Having reached this age, Mr Chung added that different people must prepare for the third age in their own ways.
'You have to work it out with your spouse on where you want to live too, it is most important that you come to an agreement. Women go through this phase at an earlier age - especially mothers who find themselves free when their children leave home, go off to university, get married and so on. But they deal with it well,' he said.
'I encouraged my wife to paint, she sings, she does yoga, she arranges flowers, she has a small what-not shop in Prince's Building, so she's fully occupied. I just have to find money to pay for all the tuition,' he chuckled.

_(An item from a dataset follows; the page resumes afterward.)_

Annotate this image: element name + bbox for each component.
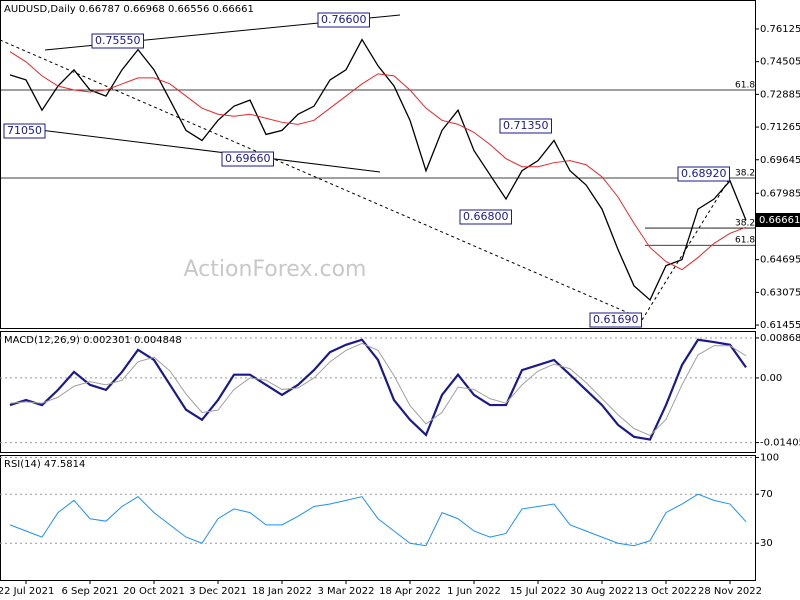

Mr Chung, who over the course of his career has been awarded distinguished honours such as Hong Kong's Silver Bauhinia Star, an Order of the British Empire and being appointed a justice of peace, seems busier than ever.
He recalled how he first reflected upon his own stage in life after reading the book Repacking Your Bags: Lighten Your Load for the Rest of Your Life by Richard Leider, the founder of a coaching and consulting company in the US, and David Shapiro, education director of a non-profit organisation in the US.
'I asked myself, what do I need to shed? Here I was sitting at the head of a huge company. I realised that all the things I wanted to do I had already done in the first 15 years of my working adult life. The last 10 years were not fun for me. Then I started looking for a successor. In the process, I also found out the things I liked to do, so I started taking lessons in painting and calligraphy.'
Since then, he has studied a master's degree in fine art in Australia, and campaigned for longer and better-rounded university terms for students in Hong Kong.
He said he was still playing a vital role in his company and was an active member of society, teaching at the University of Hong Kong and having created the Centre for Asian Entrepreneurship & Business Values.
'Ah, but the difference is, I choose to keep myself busy,' he said. 'At this stage in life, I only do what I want to do. I wanted to learn more about art, so I did. I wanted to learn some music, I did, I wanted to share my years of knowledge and experience and I get an opportunity to do that through teaching and seminars. I like to pen my thoughts so I keep a journal. I've a column in a local paper every Monday, about the choices one has and what one should do in the third act of life and it's all been great fun for me,' he said, showing that he has a busier diary than most heads of companies.
'The things I didn't enjoy, learning the piano for example, I dropped. At his stage, at this age, its about choices.'
With no worries of mastering an instrument with a goal of performing to sold-out venues, or with the perennial pressure of a deadline greying one's hair, the liberty to do only what one enjoys seems idyllic.